LLMs are very smart. If it sees a ToolMessage saying "Error: 403 Forbidden", it will figure out a workaround (like trying a different website, or stating in the report that "the website is inaccessible"). Turning exceptions into observations is the essence of the ReAct architecture.
💣 Pitfall 3: Context Window Explosion
Symptom: The Researcher checks 10 webpages, each with 5,000 words. The messages list gets longer and longer, eventually exceeding GPT-4's 128k context limit, throwing a TokenLimitExceeded error.
How to avoid:
In real-world projects, we cannot add_messages infinitely. We need to introduce State Trimming or a Summarize Node within the loop. When len(messages) exceeds a certain threshold, it triggers an internal smaller LLM to compress the previous useless webpage content into a summary.
(Spoiler alert: We will dive deep into this advanced technique in Lesson 12: Long Context and Memory Management!)
📝 Lesson Summary
Today, we completed a cognitive leap from "linear execution" to "dynamic loops":
- The ReAct architecture isn't some mysterious magic; it is simply LLM Node + Tool Node + Cyclic Conditional Edge.
- We successfully built the
Researcherrole for our "AI Content Agency." It is no longer a nerd that only recites training data, but a true researcher that can use search engines, read webpages, and autonomously decide when to deliver the results. - We mastered the accumulation mechanism of the
messagesstate in LangGraph, which is the key to the LLM maintaining memory across multiple loops.

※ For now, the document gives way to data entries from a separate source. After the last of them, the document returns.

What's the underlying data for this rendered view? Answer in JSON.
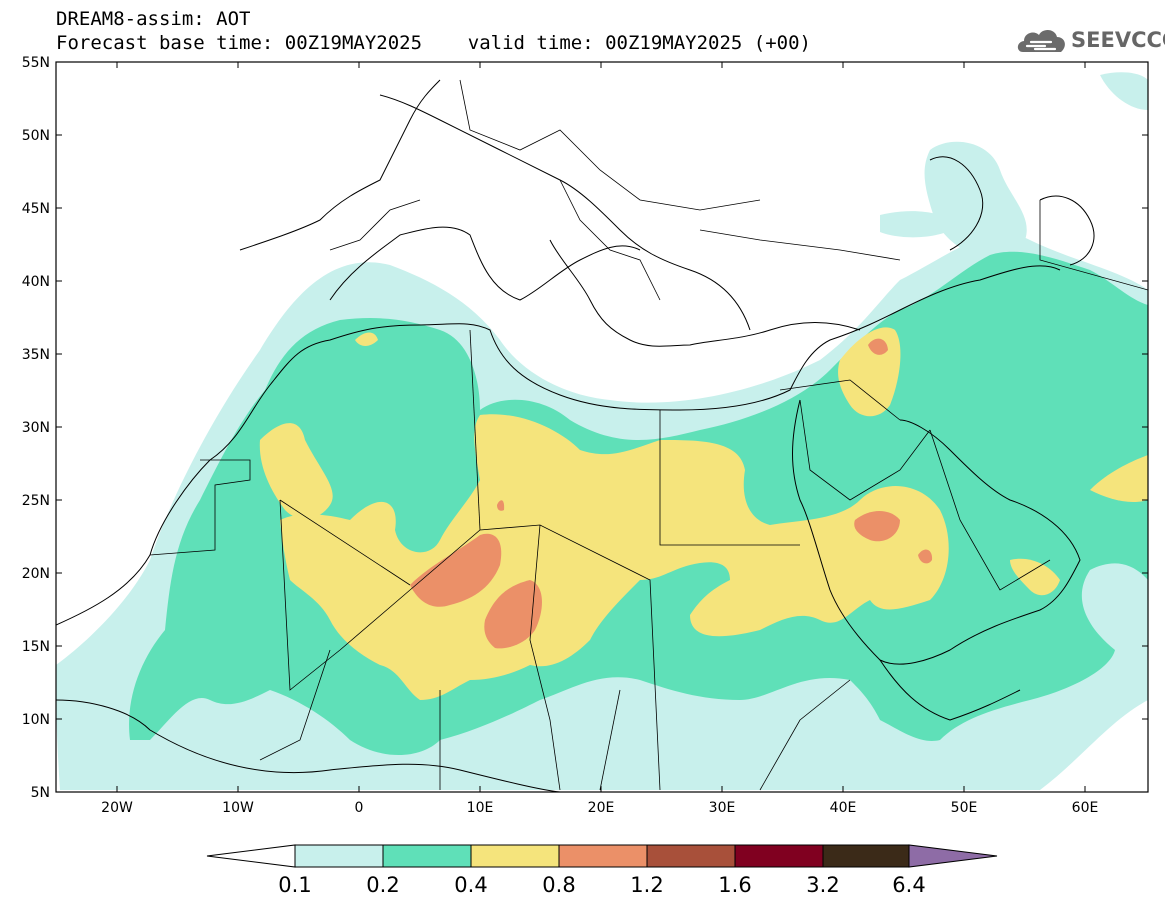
{
  "title": {
    "line1": "DREAM8-assim: AOT",
    "line2": "Forecast base time: 00Z19MAY2025    valid time: 00Z19MAY2025 (+00)"
  },
  "logo": {
    "text": "SEEVCCC",
    "icon": "cloud-icon"
  },
  "map": {
    "lat_labels": [
      "55N",
      "50N",
      "45N",
      "40N",
      "35N",
      "30N",
      "25N",
      "20N",
      "15N",
      "10N",
      "5N"
    ],
    "lon_labels": [
      "20W",
      "10W",
      "0",
      "10E",
      "20E",
      "30E",
      "40E",
      "50E",
      "60E"
    ],
    "lat_range": [
      5,
      55
    ],
    "lon_range": [
      -25,
      65
    ],
    "fields": "aerosol optical thickness shaded over North Africa, Middle East and Arabian Peninsula"
  },
  "legend": {
    "labels": [
      "0.1",
      "0.2",
      "0.4",
      "0.8",
      "1.2",
      "1.6",
      "3.2",
      "6.4"
    ],
    "colors": [
      "#ffffff",
      "#c8f0ec",
      "#5fe0b8",
      "#f5e47c",
      "#eb9068",
      "#a8503a",
      "#800020",
      "#3b2a18",
      "#8e6ca6"
    ]
  }
}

Next Time: Our Researcher is capable now, but it's fighting alone. In our Agency, how does the Planner (Manager) hand tasks over to the Researcher, and how does the Researcher pass the report to the Writer (Lead Author) once done? In Lesson 09, Multi-Agent Collaboration: SubGraphs and Networked Organizations, we will take the Researcher we wrote today and plug it in as a sub-node within our massive agency network.
Geeks, get today's code running! Try adding a "weather lookup" tool to your Researcher and see if it can tell you whether to bring an umbrella tomorrow. See you in the next lesson!